Later novels show how restless that curiosity is. The Rain Before it Falls is an intimate, almost plotless monologue about memory and three generations of women. The Terrible Privacy of Maxwell Sim sends a lonely salesman on a road trip to the Shetland Islands, worrying about social media and the story of doomed sailor Donald Crowhurst. Expo 58, Mr Wilder & Me and Bournville draw on his love of film and post‑war history, while The Proof of My Innocence plays with cosy crime conventions to talk about contemporary politics.

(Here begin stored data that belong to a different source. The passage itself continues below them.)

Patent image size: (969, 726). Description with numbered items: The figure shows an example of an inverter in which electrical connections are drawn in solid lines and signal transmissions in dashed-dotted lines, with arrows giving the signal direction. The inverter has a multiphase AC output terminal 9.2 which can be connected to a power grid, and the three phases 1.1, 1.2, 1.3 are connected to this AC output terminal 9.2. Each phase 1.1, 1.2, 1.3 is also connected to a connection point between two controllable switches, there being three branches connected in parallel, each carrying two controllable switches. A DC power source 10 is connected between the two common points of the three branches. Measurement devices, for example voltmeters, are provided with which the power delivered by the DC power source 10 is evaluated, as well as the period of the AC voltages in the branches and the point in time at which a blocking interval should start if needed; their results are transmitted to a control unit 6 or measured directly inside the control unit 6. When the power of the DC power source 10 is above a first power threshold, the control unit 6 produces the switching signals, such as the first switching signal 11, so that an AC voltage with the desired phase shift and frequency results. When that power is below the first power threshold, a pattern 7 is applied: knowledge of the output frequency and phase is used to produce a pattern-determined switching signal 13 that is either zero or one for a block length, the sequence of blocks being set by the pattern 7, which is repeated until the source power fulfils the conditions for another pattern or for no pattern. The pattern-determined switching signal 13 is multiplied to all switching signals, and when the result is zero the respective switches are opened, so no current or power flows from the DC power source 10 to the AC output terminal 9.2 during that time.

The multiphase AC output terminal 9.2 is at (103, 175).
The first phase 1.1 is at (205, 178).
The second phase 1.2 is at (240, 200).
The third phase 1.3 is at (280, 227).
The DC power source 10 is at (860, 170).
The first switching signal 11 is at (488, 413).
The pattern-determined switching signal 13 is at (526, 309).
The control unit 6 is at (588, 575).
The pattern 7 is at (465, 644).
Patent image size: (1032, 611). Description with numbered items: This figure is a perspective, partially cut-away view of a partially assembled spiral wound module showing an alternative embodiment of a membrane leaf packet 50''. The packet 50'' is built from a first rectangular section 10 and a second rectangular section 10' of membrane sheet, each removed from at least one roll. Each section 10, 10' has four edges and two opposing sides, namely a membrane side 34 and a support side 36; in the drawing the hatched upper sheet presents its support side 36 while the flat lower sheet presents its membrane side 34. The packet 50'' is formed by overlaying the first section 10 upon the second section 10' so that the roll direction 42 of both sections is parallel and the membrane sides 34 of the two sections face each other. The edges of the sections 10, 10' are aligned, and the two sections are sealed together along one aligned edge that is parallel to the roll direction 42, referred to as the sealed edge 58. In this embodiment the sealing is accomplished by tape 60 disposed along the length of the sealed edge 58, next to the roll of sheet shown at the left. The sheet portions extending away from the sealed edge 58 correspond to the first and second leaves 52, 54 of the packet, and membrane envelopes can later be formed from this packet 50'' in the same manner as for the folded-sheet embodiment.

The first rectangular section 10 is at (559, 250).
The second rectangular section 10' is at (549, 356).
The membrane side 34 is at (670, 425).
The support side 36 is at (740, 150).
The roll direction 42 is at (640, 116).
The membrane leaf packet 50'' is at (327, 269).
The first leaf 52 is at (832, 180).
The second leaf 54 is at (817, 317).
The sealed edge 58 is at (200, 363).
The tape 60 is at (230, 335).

Non‑fiction and shorter work sit alongside the novels. In Like a Fiery Elephant he tried to honour the formally daring writer B.S. Johnson with a biography that borrows some of Johnson’s own tricks. His slimmer volume 9th and 13th collects shorter prose, and he has collaborated with musicians on spoken‑word and jazz projects that echo through his fiction.
Coe also writes for younger readers. For the Save the Story project he retold Gulliver’s Travels as The Story of Gulliver, and in The Broken Mirror he used a shard of magic glass and a changing English town to think about imagination, adolescence and the way the world hardens as you grow up.
Over the years he has received prizes in Britain and across Europe, including the John Llewellyn Rhys Prize, the Samuel Johnson Prize for non‑fiction, the Prix Médicis Étranger, the Costa Novel Award and the European Book Prize. His novels have been widely translated, yet they keep circling back to the Midlands, to class, work and the texture of everyday English life.
He lives in London with his wife, Janine McKeown, and their two daughters, and still divides his time between writing and music. Readers come to him for the politics, the jokes or the formal games, but they tend to stay for something quieter: an underlying belief that even in a messy, unfair country, ordinary lives are worth following closely.